English-speaking separatists have been trying to stop elections from taking place in Cameroon's Anglophone regions next month. DW examines the rebels' intimidation tactics and looks at whether they are likely to succeed.
Armed separatist rebels in Cameroon burned down an electoral office earlier this month in an attempt to thwart elections scheduled to take place on February 9. They also kidnapped and attacked candidates, and announced a lockdown during the campaign period.
The English-speaking separatists -- who say they are treated like second-class citizens by the French-speaking majority in the former French and British colony -- have been waging a insurrection to carve out an independent state they call Ambazonia.
The self-proclaimed Ambazonia Governing Council, which represents some separatist groups in the West African nation, in late December outlawed people discussing the election and candidates campaigning for votes.
The council also threatened to impose a total lockdown in Cameroon's conflict-ridden Anglophone southwest and northwest regions during the vote.
The Ambazonia Defence Force (ADF), often considered the military arm of the governing council, said it would restrict people's movement between February 7-12.
"On these days, anyone seen anywhere outside in our towns and villages will be considered an enemy and treated as such," the news portal Journal du Cameroun reported, citing an ADF communique. "The information is released at this point to enable the civilian population take appropriate measures to stay safe."
The communique restated that the 2020 municipal and legislative elections would not take place in the two English-speaking regions, the online portal reported.
Attacking political candidates
Rebels kidnapped some 40 parliamentary and municipal candidates in the northwest region in December. They said the hostages would remain in their keeping until after February's election.
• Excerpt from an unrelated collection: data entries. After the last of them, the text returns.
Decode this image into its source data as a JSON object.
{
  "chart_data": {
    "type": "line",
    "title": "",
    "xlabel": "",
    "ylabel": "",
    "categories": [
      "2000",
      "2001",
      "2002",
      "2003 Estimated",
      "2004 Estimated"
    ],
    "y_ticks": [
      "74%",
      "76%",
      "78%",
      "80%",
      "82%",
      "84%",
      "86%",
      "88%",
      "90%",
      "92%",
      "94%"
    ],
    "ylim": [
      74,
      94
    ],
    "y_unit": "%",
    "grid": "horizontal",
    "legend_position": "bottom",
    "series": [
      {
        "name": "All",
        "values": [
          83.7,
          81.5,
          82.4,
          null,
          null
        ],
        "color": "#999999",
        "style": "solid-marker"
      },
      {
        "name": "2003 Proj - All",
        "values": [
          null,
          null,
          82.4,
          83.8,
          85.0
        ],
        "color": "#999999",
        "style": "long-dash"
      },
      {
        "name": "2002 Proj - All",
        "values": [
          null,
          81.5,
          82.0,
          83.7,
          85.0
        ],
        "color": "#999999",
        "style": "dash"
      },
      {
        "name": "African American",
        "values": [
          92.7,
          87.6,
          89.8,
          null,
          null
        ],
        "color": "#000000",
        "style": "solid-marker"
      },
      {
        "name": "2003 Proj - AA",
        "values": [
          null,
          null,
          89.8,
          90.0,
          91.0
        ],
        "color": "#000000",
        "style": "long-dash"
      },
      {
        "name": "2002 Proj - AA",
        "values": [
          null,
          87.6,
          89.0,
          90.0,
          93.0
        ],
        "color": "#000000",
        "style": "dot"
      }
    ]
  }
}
On top of this, there have been reports of increased attacks on those who express an interest in taking part in the upcoming elections, according to the UN's refugee agency (UNHCR).
Fighters, thought to be separatists, also burned down an election office in the northwest region on January 7.
The separatists' scare tactics have caused several candidates in the conflict regions, mostly from the opposition Social Democratic Front (SDF), to withdraw their candidacies, reported the Journal du Cameroon.
Affecting the vulnerable
The threats extend to those involved in delivering much needed humanitarian aid in the two regions. Nearly 680,000 English-speakers have fled their homes in the conflict and others are suffering after a series of lockdowns in 2019 slashed commercial activity.
The rebels have told humanitarian organizations to suspend all activities in the northwest and southwest during the election lockdown, according to a briefing by ACAPS, an independent group providing humanitarian needs analysis.
This will make it difficult to get aid to the "displaced and vulnerable populations" in the regions around election day, ACAPS said.
Safety more of an issue than voting
However, many of the English speakers, who make up about 20% of Cameroon's 7 million registered voters, are less concerned with the elections and "more concerned about their safely and whether they have something to eat," said DW reporter Blaise Eyong from the Southwest regional capital, Buea.
Cameroonian journalist and conflict negotiator Tah Javis, who also lives in the southwest region, echoed this sentiment.
"The majority of people I have spoken with for my reporting [say] elections are not the priority. Saving lives and stabilization of the situation are a priority," he told DW.
Tah Javis added that he plans to vote on February 9 but will have to see on the day if it's safe enough to do so.
"If the government wants to move on with an election," Tah stressed, "they need to ensure I can vote. If we have the opportunity, we should. But if you realize on the day that your life is on the line, then it's safety first!"
Government going ahead with polls
Cameroon last held parliamentary and local elections in 2013. New polls were due in 2018, but President Paul Biya twice postponed them because of the security situation.
Making his traditional New Year's address to the nation, Biya said he would increase security in the Anglophone regions to help ensure voter's safety. He also made a hardline promise that the military would carry out its duty "without weakness."
Some 700 additional troops have since been deployed to the regions.
"According to some government officials, the situation [in the Anglophone regions] is now less dangerousthat it was for the presidential elections that took place in October 2019," said Paul-Simon Handy, senior advisor at the Institute for Security Studies, from Dakar.
Overall, Handy added, he expects a low voter turnout in the Anglophone regions as many people have fled, and those that remain are intimidated.
He did sound a positive note, however.
"People might be encouraged by the fact that there have been some institutional reforms," he said, referring to a bill which passed in late December granting the two Anglophone regions "special status."
This special status for the establishment new regional assemblies with semi-adminstrative responsibilities that will theoretically give municipal leaders greater say over local affairs.
"Political ownership will certainly increase after the elections because elected officials will have more power to manage budgets, for example," the political analyst said.
"So this is something that can boost morale in the regions and send more people to polling stations."